The focus in 1 Corinthians 12-14 (and the focus of tomorrow’s sermon) is the spiritual growth – the “edification” – of the congregation; not necessarily the spiritual growth of the individual. But it’s worth asking, how does using your spiritual gifts contribute to your own spiritual growth? Here are a few answers:
Understanding that all gifts have a source in God (12:4-6) – and not in ourselves – enables us to have the sort of humility necessary to kill our pride and follow God. That truth also enables us to respond in worship and gratitude, the hallmarks of Christian obedience.
By using our gifts for the purpose for which they are intended – the common good (12:7) – in a community where others are doing the same, we can be built up far more than we ever could be on our own.
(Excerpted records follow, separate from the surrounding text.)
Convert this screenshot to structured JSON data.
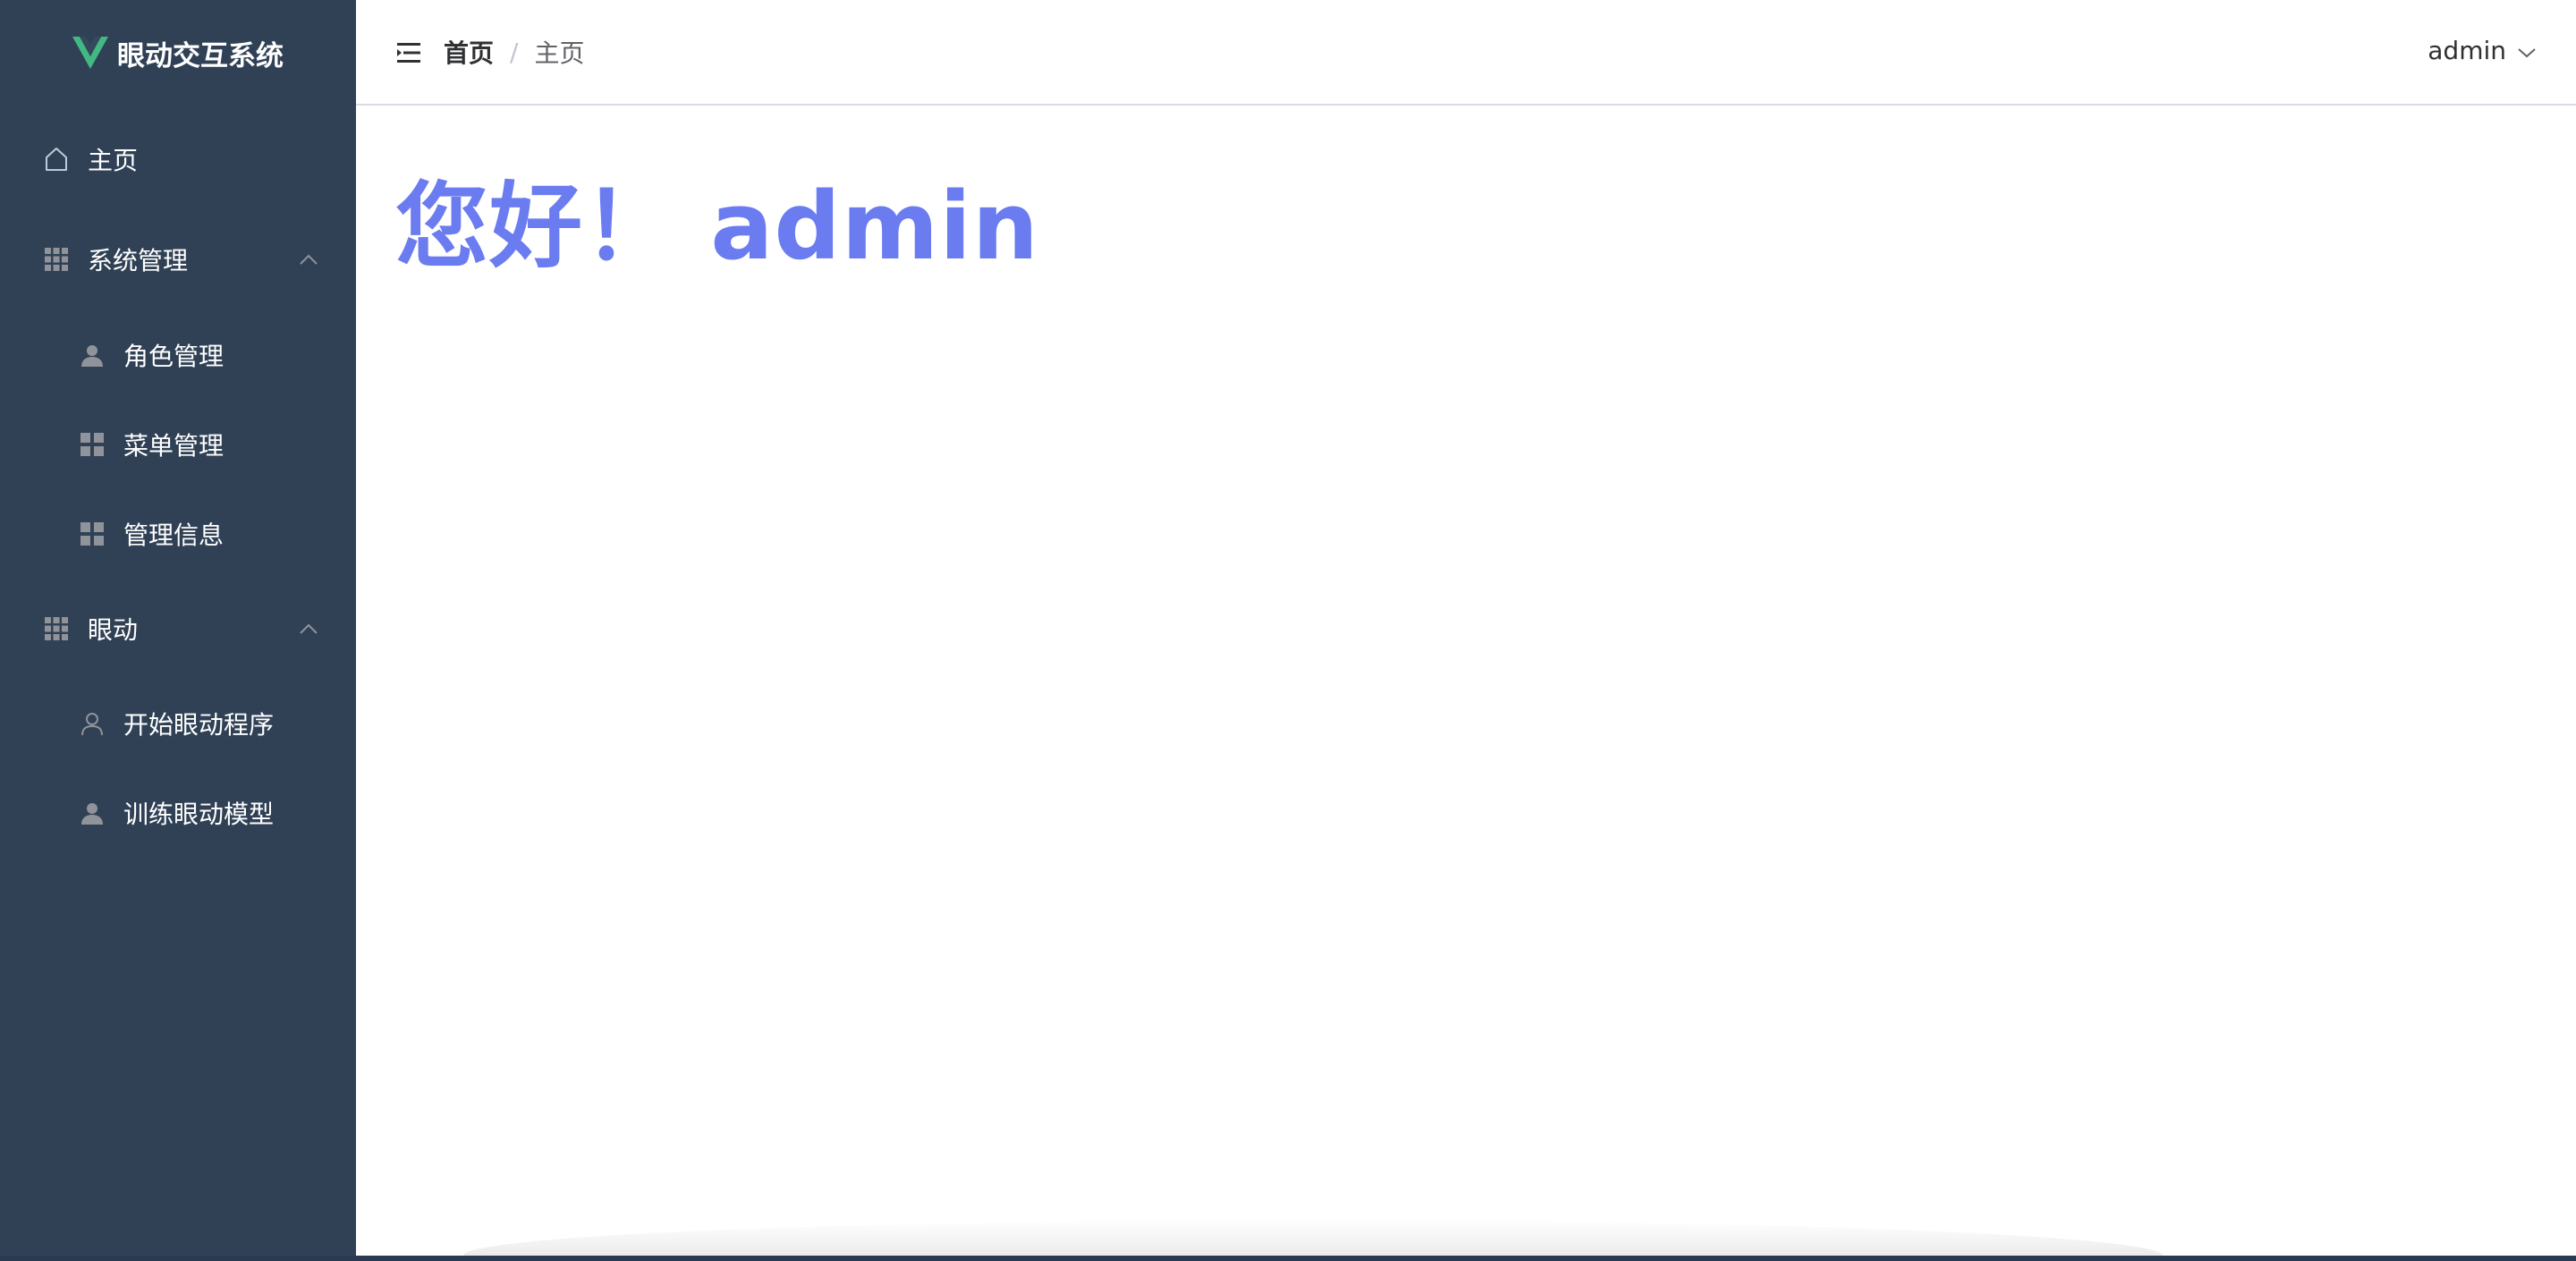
{
  "sidebar": {
    "logo_text": "眼动交互系统",
    "logo_color": "#42b983",
    "background": "#304156",
    "items": [
      {
        "label": "主页",
        "icon": "home-icon",
        "level": 1
      },
      {
        "label": "系统管理",
        "icon": "grid-icon",
        "level": 1,
        "expanded": true
      },
      {
        "label": "角色管理",
        "icon": "user-filled-icon",
        "level": 2
      },
      {
        "label": "菜单管理",
        "icon": "tiles-icon",
        "level": 2
      },
      {
        "label": "管理信息",
        "icon": "tiles-icon",
        "level": 2
      },
      {
        "label": "眼动",
        "icon": "grid-icon",
        "level": 1,
        "expanded": true
      },
      {
        "label": "开始眼动程序",
        "icon": "user-outline-icon",
        "level": 2
      },
      {
        "label": "训练眼动模型",
        "icon": "user-filled-icon",
        "level": 2
      }
    ]
  },
  "navbar": {
    "breadcrumb": {
      "home": "首页",
      "separator": "/",
      "current": "主页"
    },
    "user": "admin"
  },
  "main": {
    "greeting": "您好！ admin",
    "greeting_color": "#6b7cf0"
  }
}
The sorts of gifts described here are not lost when they are used, but are multiplied. You are able to benefit not only from the gifts God has given you, but from the gifts God has given others.
By seeing that every gift has a role to play, and that the diversity within the body is essential to its proper working, we can move from the immature mindset of dependence, and the arrogant mindset of complete independence, to the mature mindset of interdependence. This mindset is essential because it corresponds both with the world in which we actually live, and the community in which God intends us to live. We can only truly recognize this reality when we actively participate by using our gifts.
Most importantly, though, the use of gifts to serve other people is how we put action to the command to love God and love our neighbor. Following Jesus in this way is the best way to grow into spiritual maturity and become more like Christ.